A bit of information which might be useful to WW2 and family history researchers. I have recently put online the entire official record/commemorative booklet dealing with the 29th Warwickshire (Birmingham) Battalion, Home Guard. This Battalion comprised employees of many City utilities, including gas, electricity, water and salvage, and of the Council House. It was responsible for guarding all the various facilities in the city, and beyond, for four and a half years. 25735 guards were mounted in that time, overnight, weekends, each guard comprising a significant number of men - the man-hours involved are staggering as is the thought of the inconvenience, discomfort and mind-numbing boredom, all over and above the day job. All done by some 1200 blokes. The publication was a sister booklet to the one dealing with the Birmingham City Transport Department and its two Battalions. This has been available on the same website for a little time.

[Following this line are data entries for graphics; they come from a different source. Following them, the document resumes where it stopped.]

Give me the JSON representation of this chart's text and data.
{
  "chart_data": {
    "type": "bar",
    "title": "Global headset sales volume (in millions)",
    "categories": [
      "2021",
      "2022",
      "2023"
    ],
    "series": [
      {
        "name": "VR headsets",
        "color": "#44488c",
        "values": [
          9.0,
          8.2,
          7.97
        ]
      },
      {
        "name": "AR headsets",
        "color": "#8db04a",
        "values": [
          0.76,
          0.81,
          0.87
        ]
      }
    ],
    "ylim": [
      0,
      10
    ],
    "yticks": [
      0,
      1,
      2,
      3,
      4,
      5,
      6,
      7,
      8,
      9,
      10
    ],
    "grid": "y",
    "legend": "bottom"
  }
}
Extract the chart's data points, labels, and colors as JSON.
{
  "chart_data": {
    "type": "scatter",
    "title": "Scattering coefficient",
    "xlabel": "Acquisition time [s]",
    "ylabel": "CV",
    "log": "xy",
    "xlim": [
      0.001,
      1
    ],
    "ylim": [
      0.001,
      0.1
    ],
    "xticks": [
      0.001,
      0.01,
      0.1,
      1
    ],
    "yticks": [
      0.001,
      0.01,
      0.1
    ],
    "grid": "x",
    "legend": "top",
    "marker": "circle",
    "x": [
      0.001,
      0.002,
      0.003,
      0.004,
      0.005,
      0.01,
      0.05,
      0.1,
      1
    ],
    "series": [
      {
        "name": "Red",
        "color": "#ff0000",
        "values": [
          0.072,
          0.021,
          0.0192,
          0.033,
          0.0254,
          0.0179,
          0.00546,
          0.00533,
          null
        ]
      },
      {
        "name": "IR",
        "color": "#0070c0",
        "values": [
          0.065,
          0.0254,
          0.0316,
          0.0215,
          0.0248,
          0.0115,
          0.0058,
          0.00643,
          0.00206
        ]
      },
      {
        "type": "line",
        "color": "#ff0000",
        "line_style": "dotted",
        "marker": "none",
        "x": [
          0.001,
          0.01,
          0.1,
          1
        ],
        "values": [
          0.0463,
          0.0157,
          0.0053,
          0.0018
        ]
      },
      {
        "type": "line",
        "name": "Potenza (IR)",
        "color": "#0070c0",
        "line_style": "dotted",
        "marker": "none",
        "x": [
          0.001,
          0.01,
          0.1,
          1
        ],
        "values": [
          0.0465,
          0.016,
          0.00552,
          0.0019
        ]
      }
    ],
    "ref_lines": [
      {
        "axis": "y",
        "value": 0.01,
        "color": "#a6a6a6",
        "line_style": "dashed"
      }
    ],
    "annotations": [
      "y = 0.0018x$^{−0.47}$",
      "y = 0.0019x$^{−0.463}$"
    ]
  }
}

If anyone is interested in looking at the Utilities pages, they can be found here: https://www.staffshomeguard.co.uk/DotherReminiscences13429thWarks.htm

The BCT pages, dealing with two Battalions, the 31st and 32nd Warwickshire, list every single member, including those who didn't make it to the end due to call-up, age, ill-health or death, some 3500-4000 men. These pages can be seen here: https://www.staffshomeguard.co.uk/DotherReminiscences122A3132WarksIntro.htm

Chris
 

rosie

brummie
Thank you Chris, I've bookmarked it for later.
My father worked at Belliss & Morcom (on submarine engines I think) and he used to be on duty at the Edgbaston Reservoir. He had to patrol along the "dam" wall.
I have his certificate but that's all I know and there's no one left to ask!
rosie.
 

ChrisM

Super Moderator
Staff member
Thanks, rosie. Your father would have been either a member of the Belliss factory unit or, more likely, a member of the Battalion which was responsible for defence of the area in which he lived. Either way, he would have been devoting huge amounts of time to the service. Later in the war this was stipulated at a minimum of 48 hours per month; but many men did far more than this, especially in the earlier years. All this on top of jobs which probably occupied 50, 60 or even 70 hours a week. It's difficult to imagine how they did it.

If the certificate you have is the King George VI certificate, this might not tell us much but it will at least provide the precise length of your father service. Could you possibly post it, for all to see?

Chris
 

rosie

brummie
Thank you Chris.
The certificate just a sort of "thank you" really without service dates. I will try to post it but last time I tried I didn't have much success, I'm hopeless with that kind of thing!
It's the same old story, I wish I'd asked more.
I don't know how they coped with everything and all that extra work. He was ill at the time too as he was diagnosed with multiple sclerosis a few years later. (Not much was known about the illness at that time.)
rosie.
 
Hi All i am posting this Photo for a friend Margaret Fry it is of her father Victor Fry .It is taken outside the Clifton Picturehouse on the Walsall Rd I think it was taken around 1942/3 Her Dad is in the back row first one on the right side in uniform.the clifton.jpg
 

oldMohawk

master brummie
Great photo taken in front of a cinema I knew well as a child and teenager. I notice a wall poster behind them advertises a film 'Lassie Come Home'.